The Real Bread Campaign (RBC) is going into schools in a bid to spread knowledge about its definition of ‘real bread’ to the next generation.
Launching on 24 January, RBC has devised a scheme - Bake Your Lawn - to encourage children around Britain to plant wheat in February and March, and to follow its journey from seed to sandwich in their own back garden.
A free to download information pack will be available from www.realbreadcampaign.org. The guide has been designed for teachers and parents to help children of all ages to plant, grow and mill their own wheat, before baking and eating it.
Bake Your Lawn companions, including Big Lottery Fund’s Local Food programme Bakery Bits, The National Trust, Organic Seed Producers, and many RBC members, will work together to make seed wheat available, organise community harvesting, milling and baking days, and encourage members to get involved.
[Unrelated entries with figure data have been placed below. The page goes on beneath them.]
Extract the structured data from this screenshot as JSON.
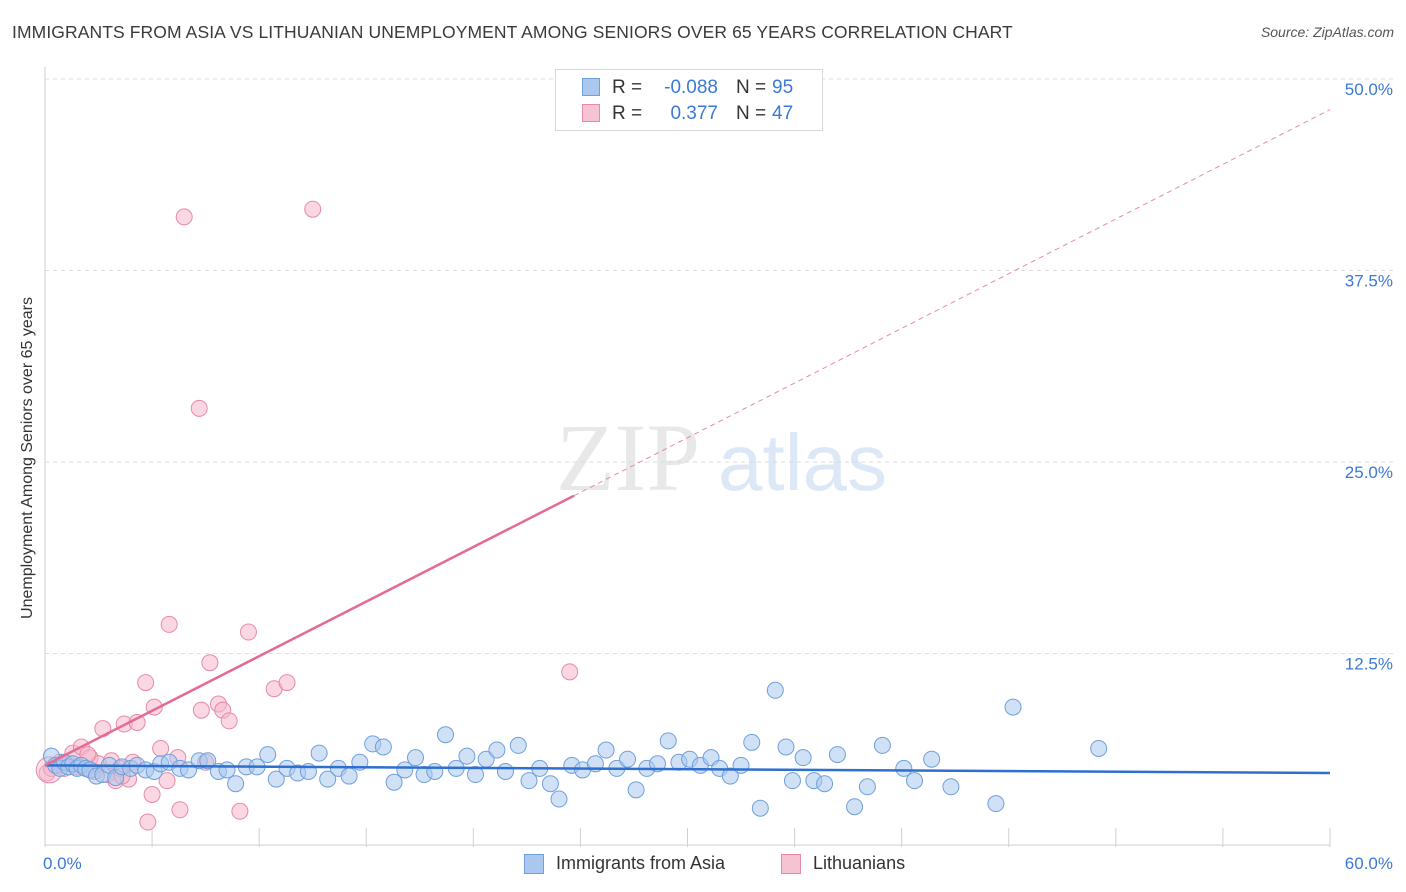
{
  "header": {
    "title": "IMMIGRANTS FROM ASIA VS LITHUANIAN UNEMPLOYMENT AMONG SENIORS OVER 65 YEARS CORRELATION CHART",
    "source": "Source: ZipAtlas.com"
  },
  "watermark": {
    "part1": "ZIP",
    "part2": "atlas"
  },
  "stats": {
    "asia": {
      "r_label": "R =",
      "r_value": "-0.088",
      "n_label": "N =",
      "n_value": "95"
    },
    "lith": {
      "r_label": "R =",
      "r_value": "0.377",
      "n_label": "N =",
      "n_value": "47"
    }
  },
  "legend": {
    "asia_label": "Immigrants from Asia",
    "lith_label": "Lithuanians"
  },
  "colors": {
    "asia_fill": "#aac8ef",
    "asia_stroke": "#6f9fdc",
    "asia_line": "#2f6fcf",
    "lith_fill": "#f6b7cb",
    "lith_stroke": "#e68aa8",
    "lith_line": "#e46b93",
    "tick_label": "#3b78d8",
    "grid": "#dddddd"
  },
  "chart_data": {
    "type": "scatter",
    "title": "IMMIGRANTS FROM ASIA VS LITHUANIAN UNEMPLOYMENT AMONG SENIORS OVER 65 YEARS CORRELATION CHART",
    "xlabel": "",
    "ylabel": "Unemployment Among Seniors over 65 years",
    "xlim": [
      0,
      60
    ],
    "ylim": [
      0,
      50
    ],
    "x_tick_labels": [
      "0.0%",
      "60.0%"
    ],
    "y_ticks": [
      12.5,
      25.0,
      37.5,
      50.0
    ],
    "y_tick_labels": [
      "12.5%",
      "25.0%",
      "37.5%",
      "50.0%"
    ],
    "grid": true,
    "series": [
      {
        "name": "Immigrants from Asia",
        "r": -0.088,
        "n": 95,
        "trend": {
          "x0": 0,
          "y0": 5.2,
          "x1": 60,
          "y1": 4.7
        },
        "points": [
          [
            0.3,
            5.8
          ],
          [
            0.5,
            5.2
          ],
          [
            0.7,
            5.0
          ],
          [
            0.9,
            5.4
          ],
          [
            1.1,
            5.1
          ],
          [
            1.3,
            5.3
          ],
          [
            1.5,
            5.0
          ],
          [
            1.7,
            5.2
          ],
          [
            1.9,
            5.0
          ],
          [
            2.1,
            4.9
          ],
          [
            2.4,
            4.5
          ],
          [
            2.7,
            4.6
          ],
          [
            3.0,
            5.2
          ],
          [
            3.3,
            4.4
          ],
          [
            3.6,
            5.1
          ],
          [
            4.0,
            5.0
          ],
          [
            4.3,
            5.2
          ],
          [
            4.7,
            4.9
          ],
          [
            5.1,
            4.8
          ],
          [
            5.4,
            5.3
          ],
          [
            5.8,
            5.4
          ],
          [
            6.3,
            5.0
          ],
          [
            6.7,
            4.9
          ],
          [
            7.2,
            5.5
          ],
          [
            7.6,
            5.5
          ],
          [
            8.1,
            4.8
          ],
          [
            8.5,
            4.9
          ],
          [
            8.9,
            4.0
          ],
          [
            9.4,
            5.1
          ],
          [
            9.9,
            5.1
          ],
          [
            10.4,
            5.9
          ],
          [
            10.8,
            4.3
          ],
          [
            11.3,
            5.0
          ],
          [
            11.8,
            4.7
          ],
          [
            12.3,
            4.8
          ],
          [
            12.8,
            6.0
          ],
          [
            13.2,
            4.3
          ],
          [
            13.7,
            5.0
          ],
          [
            14.2,
            4.5
          ],
          [
            14.7,
            5.4
          ],
          [
            15.3,
            6.6
          ],
          [
            15.8,
            6.4
          ],
          [
            16.3,
            4.1
          ],
          [
            16.8,
            4.9
          ],
          [
            17.3,
            5.7
          ],
          [
            17.7,
            4.6
          ],
          [
            18.2,
            4.8
          ],
          [
            18.7,
            7.2
          ],
          [
            19.2,
            5.0
          ],
          [
            19.7,
            5.8
          ],
          [
            20.1,
            4.6
          ],
          [
            20.6,
            5.6
          ],
          [
            21.1,
            6.2
          ],
          [
            21.5,
            4.8
          ],
          [
            22.1,
            6.5
          ],
          [
            22.6,
            4.2
          ],
          [
            23.1,
            5.0
          ],
          [
            23.6,
            4.0
          ],
          [
            24.0,
            3.0
          ],
          [
            24.6,
            5.2
          ],
          [
            25.1,
            4.9
          ],
          [
            25.7,
            5.3
          ],
          [
            26.2,
            6.2
          ],
          [
            26.7,
            5.0
          ],
          [
            27.2,
            5.6
          ],
          [
            27.6,
            3.6
          ],
          [
            28.1,
            5.0
          ],
          [
            28.6,
            5.3
          ],
          [
            29.1,
            6.8
          ],
          [
            29.6,
            5.4
          ],
          [
            30.1,
            5.6
          ],
          [
            30.6,
            5.2
          ],
          [
            31.1,
            5.7
          ],
          [
            31.5,
            5.0
          ],
          [
            32.0,
            4.5
          ],
          [
            32.5,
            5.2
          ],
          [
            33.0,
            6.7
          ],
          [
            33.4,
            2.4
          ],
          [
            34.1,
            10.1
          ],
          [
            34.6,
            6.4
          ],
          [
            34.9,
            4.2
          ],
          [
            35.4,
            5.7
          ],
          [
            35.9,
            4.2
          ],
          [
            36.4,
            4.0
          ],
          [
            37.0,
            5.9
          ],
          [
            37.8,
            2.5
          ],
          [
            38.4,
            3.8
          ],
          [
            39.1,
            6.5
          ],
          [
            40.1,
            5.0
          ],
          [
            40.6,
            4.2
          ],
          [
            41.4,
            5.6
          ],
          [
            42.3,
            3.8
          ],
          [
            44.4,
            2.7
          ],
          [
            45.2,
            9.0
          ],
          [
            49.2,
            6.3
          ]
        ]
      },
      {
        "name": "Lithuanians",
        "r": 0.377,
        "n": 47,
        "trend": {
          "x0": 0,
          "y0": 5.2,
          "x1": 24.7,
          "y1": 22.8
        },
        "trend_dashed": {
          "x0": 24.7,
          "y0": 22.8,
          "x1": 60,
          "y1": 48.0
        },
        "points": [
          [
            0.1,
            4.7
          ],
          [
            0.3,
            5.0
          ],
          [
            0.5,
            5.2
          ],
          [
            0.7,
            5.4
          ],
          [
            0.9,
            5.0
          ],
          [
            1.1,
            5.3
          ],
          [
            1.3,
            6.0
          ],
          [
            1.5,
            5.1
          ],
          [
            1.7,
            6.4
          ],
          [
            1.9,
            5.0
          ],
          [
            2.1,
            5.7
          ],
          [
            2.3,
            4.8
          ],
          [
            2.5,
            5.3
          ],
          [
            2.7,
            7.6
          ],
          [
            2.9,
            4.6
          ],
          [
            3.1,
            5.5
          ],
          [
            3.3,
            4.2
          ],
          [
            3.5,
            5.0
          ],
          [
            3.7,
            7.9
          ],
          [
            3.9,
            4.3
          ],
          [
            4.1,
            5.4
          ],
          [
            4.3,
            8.0
          ],
          [
            4.7,
            10.6
          ],
          [
            5.0,
            3.3
          ],
          [
            5.1,
            9.0
          ],
          [
            5.4,
            6.3
          ],
          [
            5.7,
            4.2
          ],
          [
            5.8,
            14.4
          ],
          [
            6.2,
            5.7
          ],
          [
            6.3,
            2.3
          ],
          [
            6.5,
            41.0
          ],
          [
            7.2,
            28.5
          ],
          [
            7.3,
            8.8
          ],
          [
            7.5,
            5.4
          ],
          [
            7.7,
            11.9
          ],
          [
            8.1,
            9.2
          ],
          [
            8.3,
            8.8
          ],
          [
            8.6,
            8.1
          ],
          [
            9.1,
            2.2
          ],
          [
            9.5,
            13.9
          ],
          [
            10.7,
            10.2
          ],
          [
            11.3,
            10.6
          ],
          [
            12.5,
            41.5
          ],
          [
            24.5,
            11.3
          ],
          [
            4.8,
            1.5
          ],
          [
            3.6,
            4.5
          ],
          [
            2.0,
            5.9
          ]
        ]
      }
    ]
  }
}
RBC is also launching a national scheme to help pass on breadmaking skills to the next generation, called Lessons in Loaf, where professional bakers will pair up with local primary schools.
Also free to download is a Lessons in Loaf handbook, which contains lesson plans, recipes, information and ideas designed to help teachers get children at Key Stage 2 level thinking and asking questions about the food they eat.
Campaign ambassador Tom Herbert, director of Cotswolds-based Hobbs House Bakery, commented: “I just ran a Lesson in Loaf at my local primary school and it was fantastic to see their faces light up, and their messy hands, to really get what real bread is all about.”
Lynn Harrison, head teacher of Culgaith School in Cumbria, which took part in the pilot phase of the scheme added: “The children had a great time and lots of fun. We now have plans in the spring term to run a community-wide breadmaking day using the children as co-experts.”